Talvez devido a um misto de vergonha e/ou bronca no vestiário, a equipe voltou para o 2º tempo não apenas com um mínimo de hombriedade mas com uma postura totalmente diferente, o suficiente para deixar a impressão que tudo poderia ser diferente.
O pior, meus amigos, é que o jogo foi simbólico no que se refere ao abismo atual (repito, a-t-u-a-l, nada a ver com a grandeza dos clubes) entre um clube e o outro.
Este abismo é reflexo de nada mais do que a mentalidade (e letargia, resignação, passividade) vigente de direção, comissão técnica e jogadores de um clube e de outro; a diferença de postura e de ambição é muito grande, e isto é transposto para o campo.
Antes que alguém argumente que o plantel cruzeirense é muito melhor que o colorado, e que tudo trata-se apenas de uma diferença de qualidade, eu divirjo; a diferença é muito menor do que aquela que ficou explícita no jogo.
Basta olhar no embate que o próprio coirmão (e outras equipes menores, por exemplo o Sport) fez contra a equipe azul celeste; cientes de suas limitações, mas com agressividade e jogos muito menos covardes que o colorado.
Por fim, mais do que nunca fica claro que a batalha colorada é pela Libertadores.

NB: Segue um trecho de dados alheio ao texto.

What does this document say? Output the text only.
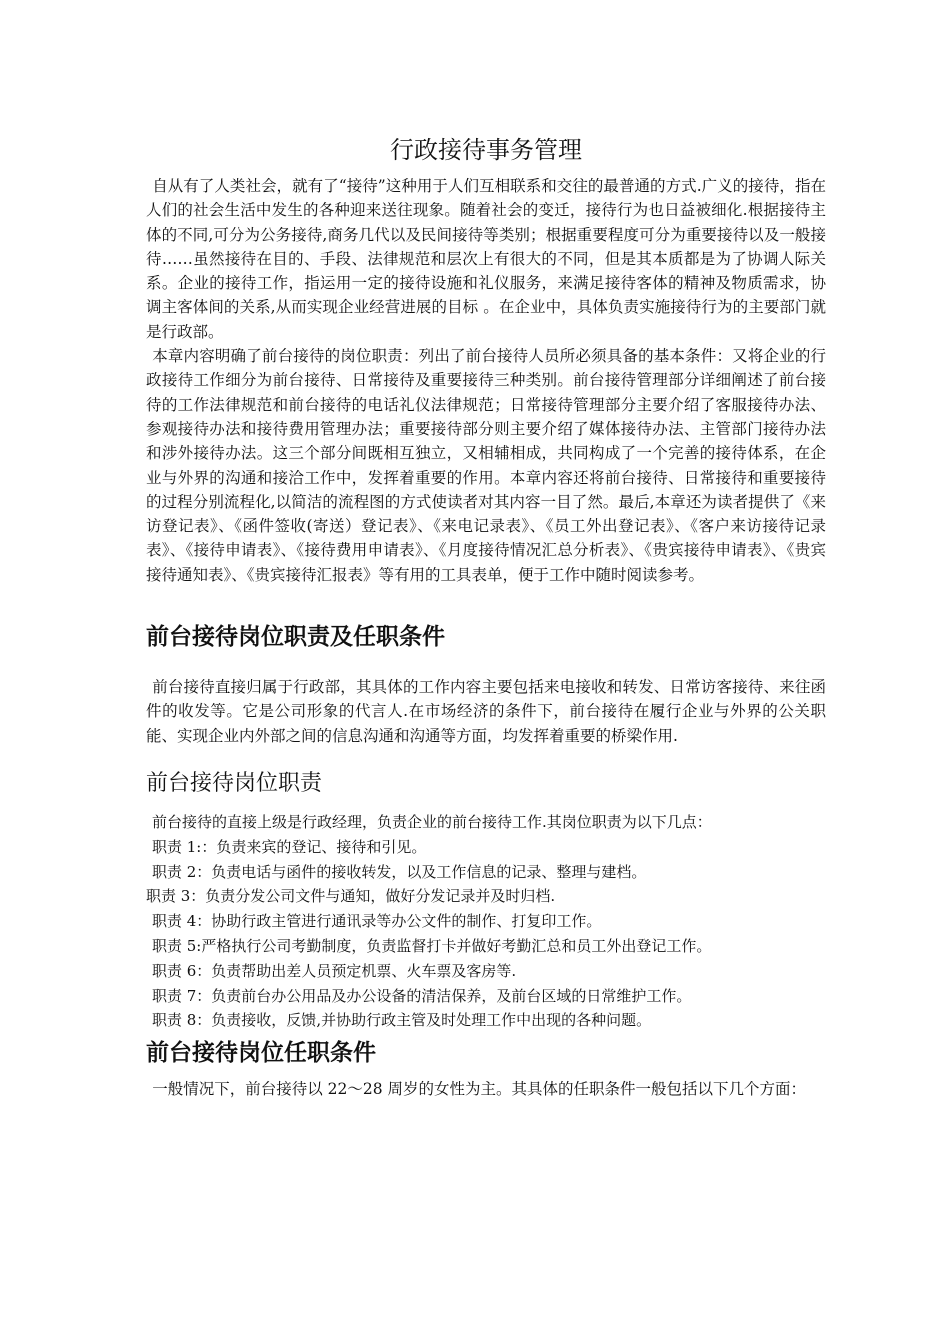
行政接待事务管理

自从有了人类社会，就有了“接待”这种用于人们互相联系和交往的最普通的方式.广义的接待，指在人们的社会生活中发生的各种迎来送往现象。随着社会的变迁，接待行为也日益被细化.根据接待主体的不同,可分为公务接待,商务几代以及民间接待等类别；根据重要程度可分为重要接待以及一般接待……虽然接待在目的、手段、法律规范和层次上有很大的不同，但是其本质都是为了协调人际关系。企业的接待工作，指运用一定的接待设施和礼仪服务，来满足接待客体的精神及物质需求，协调主客体间的关系,从而实现企业经营进展的目标 。在企业中，具体负责实施接待行为的主要部门就是行政部。

本章内容明确了前台接待的岗位职责：列出了前台接待人员所必须具备的基本条件：又将企业的行政接待工作细分为前台接待、日常接待及重要接待三种类别。前台接待管理部分详细阐述了前台接待的工作法律规范和前台接待的电话礼仪法律规范；日常接待管理部分主要介绍了客服接待办法、参观接待办法和接待费用管理办法；重要接待部分则主要介绍了媒体接待办法、主管部门接待办法和涉外接待办法。这三个部分间既相互独立，又相辅相成，共同构成了一个完善的接待体系，在企业与外界的沟通和接洽工作中，发挥着重要的作用。本章内容还将前台接待、日常接待和重要接待的过程分别流程化,以简洁的流程图的方式使读者对其内容一目了然。最后,本章还为读者提供了《来访登记表》、《函件签收(寄送）登记表》、《来电记录表》、《员工外出登记表》、《客户来访接待记录表》、《接待申请表》、《接待费用申请表》、《月度接待情况汇总分析表》、《贵宾接待申请表》、《贵宾接待通知表》、《贵宾接待汇报表》等有用的工具表单，便于工作中随时阅读参考。

前台接待岗位职责及任职条件

前台接待直接归属于行政部，其具体的工作内容主要包括来电接收和转发、日常访客接待、来往函件的收发等。它是公司形象的代言人.在市场经济的条件下，前台接待在履行企业与外界的公关职能、实现企业内外部之间的信息沟通和沟通等方面，均发挥着重要的桥梁作用.

前台接待岗位职责

前台接待的直接上级是行政经理，负责企业的前台接待工作.其岗位职责为以下几点：

职责 1:：负责来宾的登记、接待和引见。

职责 2：负责电话与函件的接收转发，以及工作信息的记录、整理与建档。

职责 3：负责分发公司文件与通知，做好分发记录并及时归档.

职责 4：协助行政主管进行通讯录等办公文件的制作、打复印工作。

职责 5:严格执行公司考勤制度，负责监督打卡并做好考勤汇总和员工外出登记工作。

职责 6：负责帮助出差人员预定机票、火车票及客房等.

职责 7：负责前台办公用品及办公设备的清洁保养，及前台区域的日常维护工作。

职责 8：负责接收，反馈,并协助行政主管及时处理工作中出现的各种问题。

前台接待岗位任职条件

一般情况下，前台接待以 22～28 周岁的女性为主。其具体的任职条件一般包括以下几个方面：
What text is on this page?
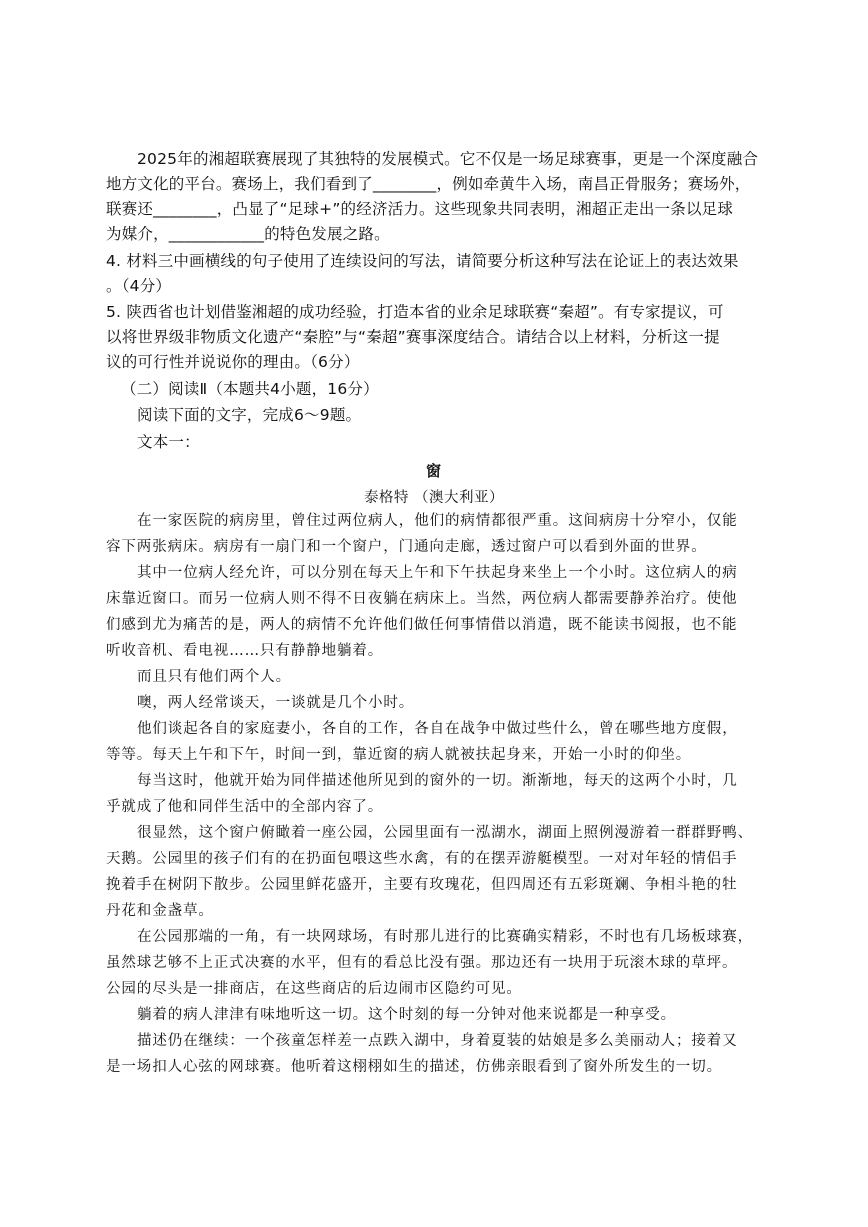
2025年的湘超联赛展现了其独特的发展模式。它不仅是一场足球赛事，更是一个深度融合
地方文化的平台。赛场上，我们看到了________，例如牵黄牛入场，南昌正骨服务；赛场外，
联赛还________，凸显了“足球+”的经济活力。这些现象共同表明，湘超正走出一条以足球
为媒介，____________的特色发展之路。
4. 材料三中画横线的句子使用了连续设问的写法，请简要分析这种写法在论证上的表达效果
。（4分）
5. 陕西省也计划借鉴湘超的成功经验，打造本省的业余足球联赛“秦超”。有专家提议，可
以将世界级非物质文化遗产“秦腔”与“秦超”赛事深度结合。请结合以上材料，分析这一提
议的可行性并说说你的理由。（6分）
（二）阅读Ⅱ（本题共4小题，16分）
阅读下面的文字，完成6～9题。
文本一：
窗
泰格特 （澳大利亚）
在一家医院的病房里，曾住过两位病人，他们的病情都很严重。这间病房十分窄小，仅能
容下两张病床。病房有一扇门和一个窗户，门通向走廊，透过窗户可以看到外面的世界。
其中一位病人经允许，可以分别在每天上午和下午扶起身来坐上一个小时。这位病人的病
床靠近窗口。而另一位病人则不得不日夜躺在病床上。当然，两位病人都需要静养治疗。使他
们感到尤为痛苦的是，两人的病情不允许他们做任何事情借以消遣，既不能读书阅报，也不能
听收音机、看电视……只有静静地躺着。
而且只有他们两个人。
噢，两人经常谈天，一谈就是几个小时。
他们谈起各自的家庭妻小，各自的工作，各自在战争中做过些什么，曾在哪些地方度假，
等等。每天上午和下午，时间一到，靠近窗的病人就被扶起身来，开始一小时的仰坐。
每当这时，他就开始为同伴描述他所见到的窗外的一切。渐渐地，每天的这两个小时，几
乎就成了他和同伴生活中的全部内容了。
很显然，这个窗户俯瞰着一座公园，公园里面有一泓湖水，湖面上照例漫游着一群群野鸭、
天鹅。公园里的孩子们有的在扔面包喂这些水禽，有的在摆弄游艇模型。一对对年轻的情侣手
挽着手在树阴下散步。公园里鲜花盛开，主要有玫瑰花，但四周还有五彩斑斓、争相斗艳的牡
丹花和金盏草。
在公园那端的一角，有一块网球场，有时那儿进行的比赛确实精彩，不时也有几场板球赛，
虽然球艺够不上正式决赛的水平，但有的看总比没有强。那边还有一块用于玩滚木球的草坪。
公园的尽头是一排商店，在这些商店的后边闹市区隐约可见。
躺着的病人津津有味地听这一切。这个时刻的每一分钟对他来说都是一种享受。
描述仍在继续：一个孩童怎样差一点跌入湖中，身着夏装的姑娘是多么美丽动人；接着又
是一场扣人心弦的网球赛。他听着这栩栩如生的描述，仿佛亲眼看到了窗外所发生的一切。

Triste é constatar que o jejum que já dura 4 anos ocorre em momento histórico; onde os investimentos atingem patamares inéditos mas simplesmente não resultam em títulos.
Dado as circunstâncias de gestão, até mesmo a vaga pra competição continental já deve ser comemorada. Se vier, vai ser preciso repensar o futebol e o próprio Inter como um todo, e todo sopro de renovação parece ser bem vindo.
De certa forma, os próximos 3 jogos meio que encaminham se tal objetivo será alcançado. Chapecoense fora, e 2 confrontos diretos em casa (Fluminense e Corinthians).
Seis ou mais pontos praticamente selam o alcance do prêmio de consolação; já novos revezes podem complicar a situação, com consequências irreparáveis.
Cabe agora lamber as feridas (abraços Tite, saudades!) e deixar pra trás uma atuação (e postura) que de certa forma não apenas desiludiu completamente os colorados, mas deixou também um que de indignação e inconformidade nos torcedores.
Certeza é, que se não houver mudança de postura, muitas dificuldades se avizinham pelas bandas do Gigante.